1. Describe how new approach methodologies (NAMs) and microphysiological systems (MPS) can improve preclinical research and therapeutic development.

2. Differentiate the impact of sex-specific cell culture methods on baseline responses in 2D and MPS bioassays.

3. Interpret findings from sex-specific MPS models of diabetic retinopathy to evaluate implications for precision therapies.

Peripheral neuropathy (PN) is a dose-limiting side effect of chemotherapeutic and antibody drug conjugate (ADC) treatment which significantly impacts patients’ quality of life. Despite a high clinical incidence of PN across monomethyl auristatin E (MMAE)-ADCs, it has not been predicted from standard preclinical toxicology studies. Advanced cell models including microphysiological systems (MPS) have the potential to bridge this gap and improve the predictive assessment of PN, enhancing the early selection of safer ADCs and improving clinical success. 

To model PN in vitro, axonal outgrowth MPS model incorporating human iPSC-derived peripheral neurons was employed. Neurons were embedded in extracellular matrix in the OrganoPlate®, a 3D microfluidic culture platform with 40 chips. The axons extend into an adjacent layer of gel, while the dendrites and soma remain in the somal compartment. Toxicity was assessed over three timepoints (48, 72, 96 h) and a clinically relevant concentration range, by labeling the axonal networks with calcein-AM and quantifying axonal outgrowth following confocal microscopy.

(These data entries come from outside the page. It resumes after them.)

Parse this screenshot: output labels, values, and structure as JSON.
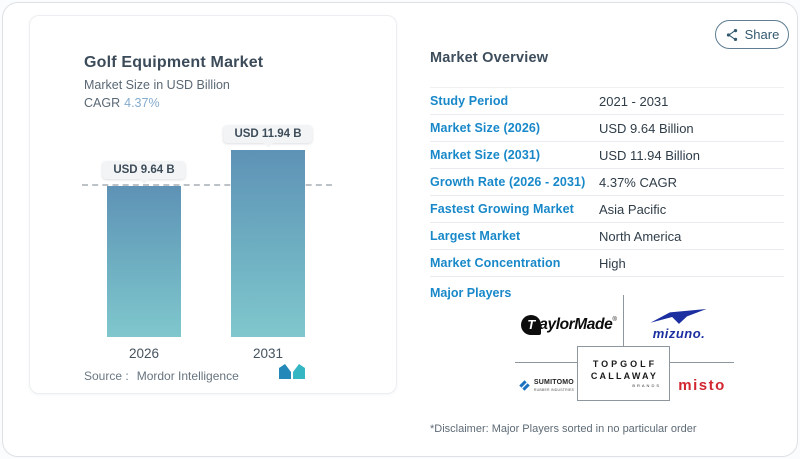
{
  "page": {
    "share_button": {
      "label": "Share"
    }
  },
  "chart_panel": {
    "title": "Golf Equipment Market",
    "subtitle": "Market Size in USD Billion",
    "cagr_label": "CAGR",
    "cagr_value": "4.37%",
    "source_label": "Source :",
    "source_value": "Mordor Intelligence"
  },
  "chart_data": {
    "type": "bar",
    "title": "Golf Equipment Market",
    "ylabel": "Market Size in USD Billion",
    "categories": [
      "2026",
      "2031"
    ],
    "values": [
      9.64,
      11.94
    ],
    "value_labels": [
      "USD 9.64 B",
      "USD 11.94 B"
    ],
    "cagr_percent": 4.37,
    "ylim": [
      0,
      13
    ],
    "reference_line": 9.64,
    "grid": false,
    "legend": "none",
    "bar_color_top": "#5e92b6",
    "bar_color_bottom": "#7fc7cd"
  },
  "overview": {
    "heading": "Market Overview",
    "rows": [
      {
        "label": "Study Period",
        "value": "2021 - 2031"
      },
      {
        "label": "Market Size (2026)",
        "value": "USD 9.64 Billion"
      },
      {
        "label": "Market Size (2031)",
        "value": "USD 11.94 Billion"
      },
      {
        "label": "Growth Rate (2026 - 2031)",
        "value": "4.37% CAGR"
      },
      {
        "label": "Fastest Growing Market",
        "value": "Asia Pacific"
      },
      {
        "label": "Largest Market",
        "value": "North America"
      },
      {
        "label": "Market Concentration",
        "value": "High"
      }
    ],
    "major_players_label": "Major Players",
    "players": {
      "taylormade": {
        "icon_letter": "T",
        "text": "aylorMade",
        "reg": "®",
        "name": "TaylorMade"
      },
      "mizuno": {
        "text": "mizuno.",
        "name": "Mizuno"
      },
      "sumitomo": {
        "line1": "SUMITOMO",
        "line2": "RUBBER INDUSTRIES",
        "name": "Sumitomo Rubber Industries"
      },
      "callaway": {
        "line1": "TOPGOLF",
        "line2": "CALLAWAY",
        "line3": "BRANDS",
        "name": "Topgolf Callaway Brands"
      },
      "misto": {
        "text": "misto",
        "name": "Misto"
      }
    },
    "disclaimer": "*Disclaimer: Major Players sorted in no particular order"
  },
  "colors": {
    "accent_blue": "#1888c9",
    "heading_text": "#3d4d5c",
    "value_text": "#2f3d49",
    "cagr_value_blue": "#84abce",
    "mizuno_blue": "#1b2fa0",
    "misto_red": "#d22630",
    "sumitomo_blue": "#1a72c0",
    "grid_line": "#8f979e"
  }
}
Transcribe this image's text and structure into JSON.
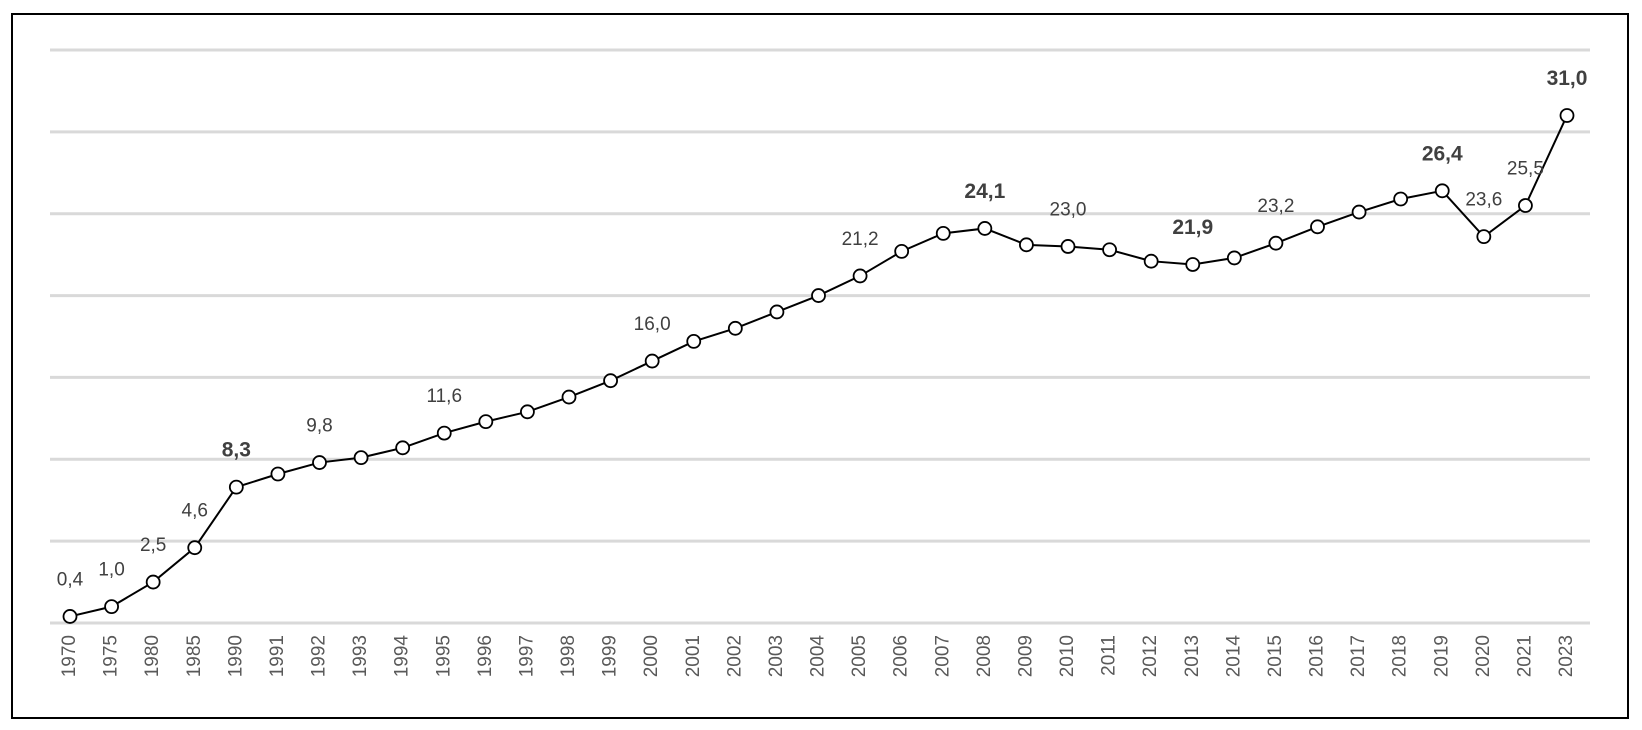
{
  "chart_data": {
    "type": "line",
    "categories": [
      "1970",
      "1975",
      "1980",
      "1985",
      "1990",
      "1991",
      "1992",
      "1993",
      "1994",
      "1995",
      "1996",
      "1997",
      "1998",
      "1999",
      "2000",
      "2001",
      "2002",
      "2003",
      "2004",
      "2005",
      "2006",
      "2007",
      "2008",
      "2009",
      "2010",
      "2011",
      "2012",
      "2013",
      "2014",
      "2015",
      "2016",
      "2017",
      "2018",
      "2019",
      "2020",
      "2021",
      "2023"
    ],
    "values": [
      0.4,
      1.0,
      2.5,
      4.6,
      8.3,
      9.1,
      9.8,
      10.1,
      10.7,
      11.6,
      12.3,
      12.9,
      13.8,
      14.8,
      16.0,
      17.2,
      18.0,
      19.0,
      20.0,
      21.2,
      22.7,
      23.8,
      24.1,
      23.1,
      23.0,
      22.8,
      22.1,
      21.9,
      22.3,
      23.2,
      24.2,
      25.1,
      25.9,
      26.4,
      23.6,
      25.5,
      31.0
    ],
    "value_labels": [
      "0,4",
      "1,0",
      "2,5",
      "4,6",
      "8,3",
      null,
      "9,8",
      null,
      null,
      "11,6",
      null,
      null,
      null,
      null,
      "16,0",
      null,
      null,
      null,
      null,
      "21,2",
      null,
      null,
      "24,1",
      null,
      "23,0",
      null,
      null,
      "21,9",
      null,
      "23,2",
      null,
      null,
      null,
      "26,4",
      "23,6",
      "25,5",
      "31,0"
    ],
    "bold_value_labels": [
      4,
      22,
      27,
      33,
      36
    ],
    "color": "#000000",
    "ylim": [
      0,
      35
    ],
    "yticks": [
      0,
      5,
      10,
      15,
      20,
      25,
      30,
      35
    ],
    "grid": true
  }
}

Our findings demonstrate the success of our MPS in vitro model to capture chemotherapeutic- and ADC-induced neurotoxicity, which was observed as a dose- and time-dependent disruption of the neurite network following compound exposure. Importantly, the compounds tested could be ranked by the level of neurotoxicity induced, highlighting the potential value of in vitro models as tools to select molecules with an improved PN toxicity profile for further progression, circumventing dependence on animal toxicology models. 

Learning Objectives:

1. Analyze how advanced cell models including micrphysiological systems (MPS) may bridge the translational gap between preclinical safety models of peripheral neuropathy (PN) and the clinic.

2. Interpret how to test a MPS of peripheral neuropathy (PN) to better select molecules for an improved PN profile.

3. Analyze axonal outgrowth data from an MPS model to assess dose- and time-dependent neurotoxicity of chemotherapeutics and ADCs.